Today, I flew home from my visiting my family (Dad’s 50th!), and the flight was delayed. Big yay. As I sat in my aisle seat waiting for the toilet to be fixed, I began drifting off. My method of sleeping on planes is to fall completely forward onto the tray table and pass out. Valium helps a lot.
All of a sudden, I was jarred awake by some red-haired older woman stepping ever-so-deliciously onto my foot. I bolted upright. “Ouch,” I said, irritably, as ol’ Red Hair didn’t seem to be bothered by her clumsiness. She “apologized,” and made her way past me to retrieve something from the overhead bin.
Just then, a man carrying two large buckets of treated water made his way down the aisle. So Red Hair backed into me, placing her delicately sagging buttocks approximately 1 inch from my face. She then rummaged around in the bin again as she was admonished by the crew to take her seat.
“I’m just getting my jacket,” she said with a simpering smile. She then turned to me. “I’m going to stand on your seat to get this. I hope you don’t mind.” WHAP! Her jacket hit me in the face as she climbed onto my seat to get her headphones. She climbed down, and I stepped into the aisle to let her pass.
Now, did my face show my annoyance? Heck yeah. I had old-lady crotch and butt in my face. I was physically abused by the woman. And she woke me up from a Valium stupor. I really wasn’t in the mood to disguise my bad humor with a bland grin.

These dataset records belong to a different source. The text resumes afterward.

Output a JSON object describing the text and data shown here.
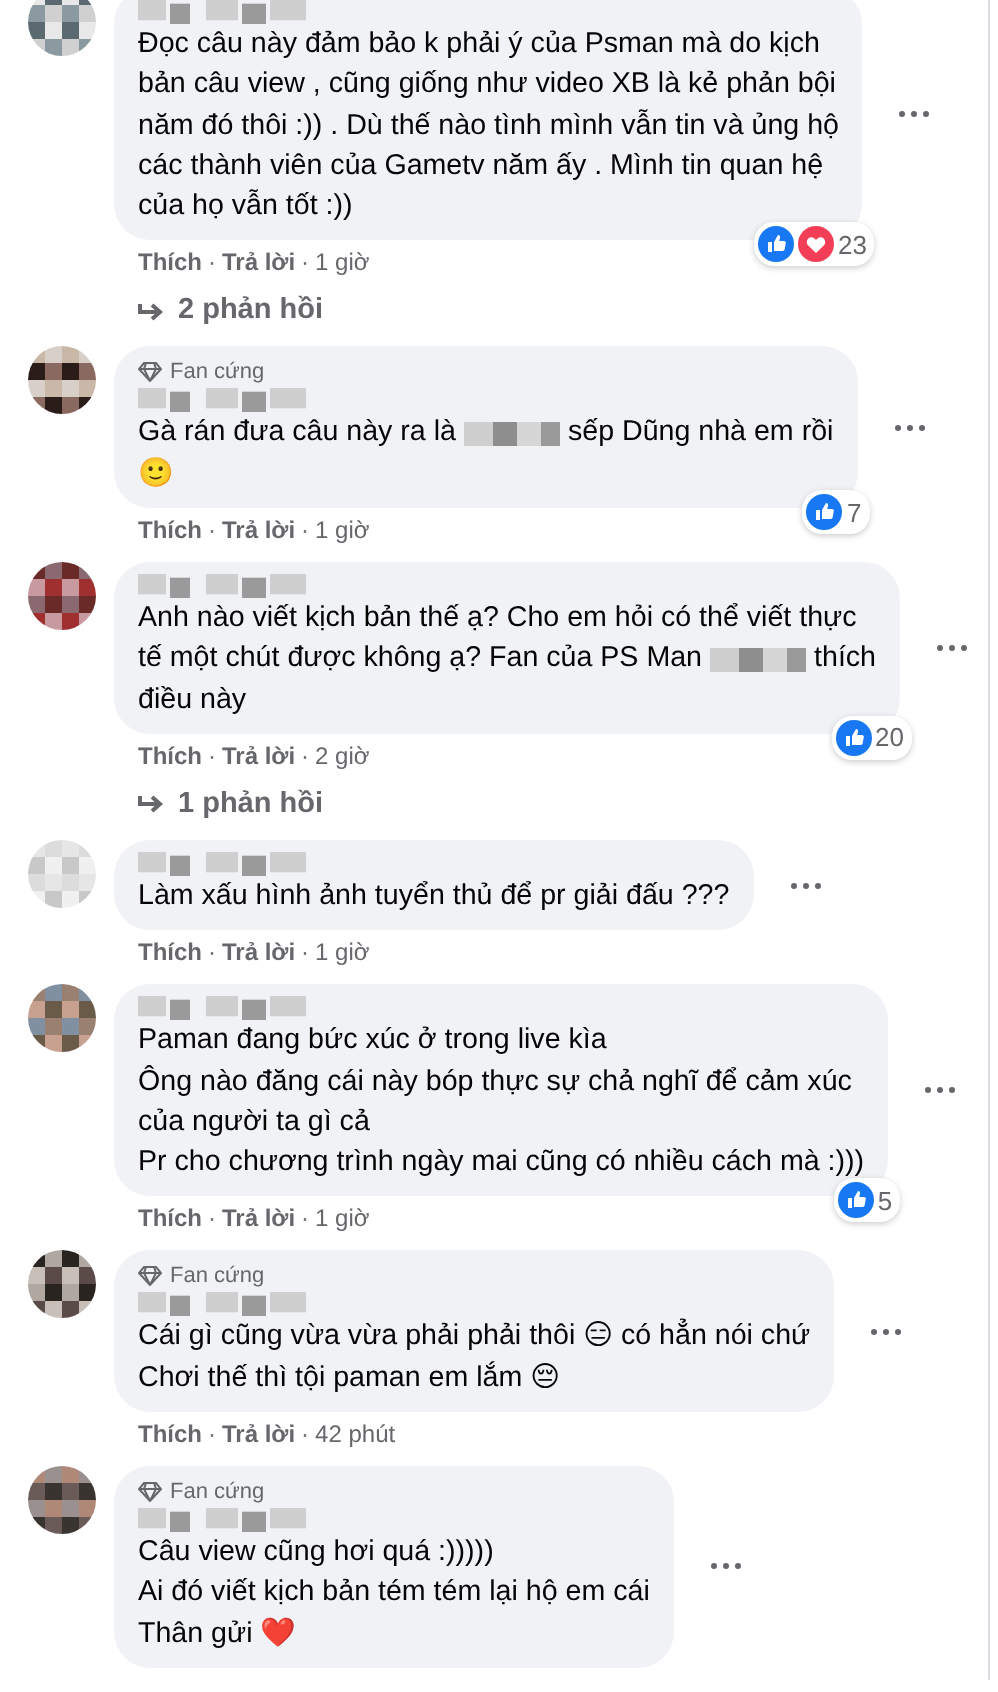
{
  "meta_separator": "·",
  "comments": [
    {
      "lines": [
        "Đọc câu này đảm bảo k phải ý của Psman mà do kịch",
        "bản câu view , cũng giống như video XB là kẻ phản bội",
        "năm đó thôi :)) . Dù thế nào tình mình vẫn tin và ủng hộ",
        "các thành viên của Gametv năm ấy . Mình tin quan hệ",
        "của họ vẫn tốt :))"
      ],
      "reactions": {
        "icons": [
          {
            "kind": "like"
          },
          {
            "kind": "love"
          }
        ],
        "count": "23"
      },
      "actions": [
        "Thích",
        "Trả lời"
      ],
      "time": "1 giờ",
      "replies": "2 phản hồi"
    },
    {
      "badge": "Fan cứng",
      "lines": [
        {
          "parts": [
            {
              "kind": "text",
              "text": "Gà rán đưa câu này ra là"
            },
            {
              "kind": "redacted"
            },
            {
              "kind": "text",
              "text": "sếp Dũng nhà em rồi"
            }
          ]
        },
        "🙂"
      ],
      "reactions": {
        "icons": [
          {
            "kind": "like"
          }
        ],
        "count": "7"
      },
      "actions": [
        "Thích",
        "Trả lời"
      ],
      "time": "1 giờ"
    },
    {
      "lines": [
        "Anh nào viết kịch bản thế ạ? Cho em hỏi có thể viết thực",
        {
          "parts": [
            {
              "kind": "text",
              "text": "tế một chút được không ạ? Fan của PS Man"
            },
            {
              "kind": "redacted"
            },
            {
              "kind": "text",
              "text": "thích"
            }
          ]
        },
        "điều này"
      ],
      "reactions": {
        "icons": [
          {
            "kind": "like"
          }
        ],
        "count": "20"
      },
      "actions": [
        "Thích",
        "Trả lời"
      ],
      "time": "2 giờ",
      "replies": "1 phản hồi"
    },
    {
      "lines": [
        "Làm xấu hình ảnh tuyển thủ để pr giải đấu ???"
      ],
      "actions": [
        "Thích",
        "Trả lời"
      ],
      "time": "1 giờ"
    },
    {
      "lines": [
        "Paman đang bức xúc ở trong live kìa",
        "Ông nào đăng cái này bóp thực sự chả nghĩ để cảm xúc",
        "của người ta gì cả",
        "Pr cho chương trình ngày mai cũng có nhiều cách mà :)))"
      ],
      "reactions": {
        "icons": [
          {
            "kind": "like"
          }
        ],
        "count": "5"
      },
      "actions": [
        "Thích",
        "Trả lời"
      ],
      "time": "1 giờ"
    },
    {
      "badge": "Fan cứng",
      "lines": [
        "Cái gì cũng vừa vừa phải phải thôi 😑 có hẳn nói chứ",
        "Chơi thế thì tội paman em lắm 😔"
      ],
      "actions": [
        "Thích",
        "Trả lời"
      ],
      "time": "42 phút"
    },
    {
      "badge": "Fan cứng",
      "lines": [
        "Câu view cũng hơi quá :)))))",
        "Ai đó viết kịch bản tém tém lại hộ em cái",
        "Thân gửi ❤️"
      ]
    }
  ]
}
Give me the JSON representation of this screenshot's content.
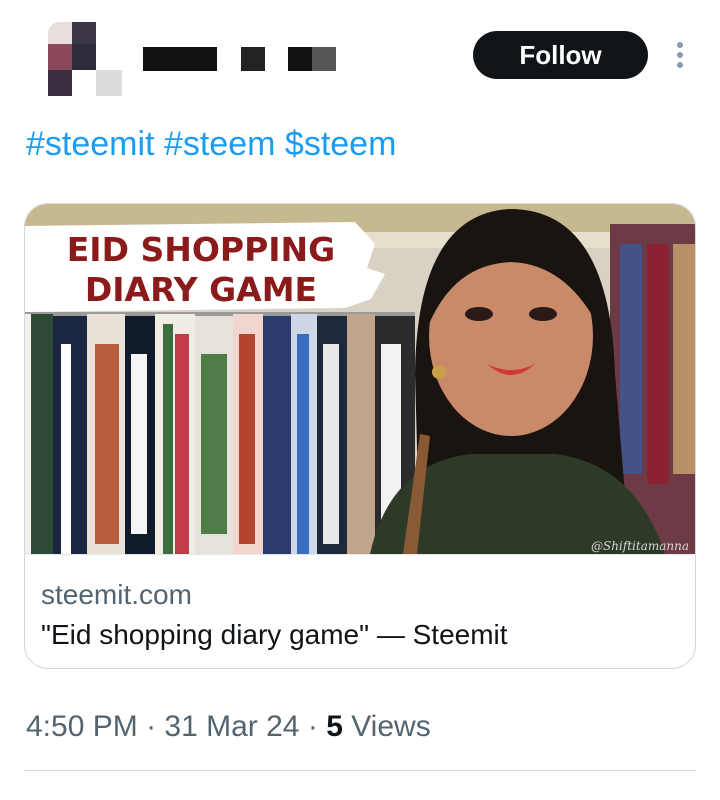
{
  "header": {
    "follow_label": "Follow"
  },
  "tweet": {
    "tags": [
      "#steemit",
      "#steem",
      "$steem"
    ]
  },
  "card": {
    "image": {
      "overlay_line1": "EID SHOPPING",
      "overlay_line2": "DIARY GAME",
      "watermark": "@Shiftitamanna"
    },
    "domain": "steemit.com",
    "title": "\"Eid shopping diary game\" — Steemit"
  },
  "meta": {
    "time": "4:50 PM",
    "separator": "·",
    "date": "31 Mar 24",
    "views_count": "5",
    "views_label": "Views"
  },
  "colors": {
    "link": "#1d9bf0",
    "follow_bg": "#0f1419",
    "secondary_text": "#536471",
    "banner_text": "#8b1a1a"
  },
  "icons": {
    "more": "more-vertical-icon",
    "avatar": "avatar-pixelated"
  }
}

“You don’t have to be annoyed that I had to get up one time,” Red Hair suddenly blurted out as she took her seat.
“Lady,” I replied, with the world-weariness of a long-range trucker, “I didn’t say a word to you.”
“You had a look on your face,” she had the audacity to say in return.
I drew a breath. “I’m tired. I just took medication. I’m tired. So just calm down, ya weirdo.”
She didn’t reply but settled in to read out loud to herself and hum. For five hours.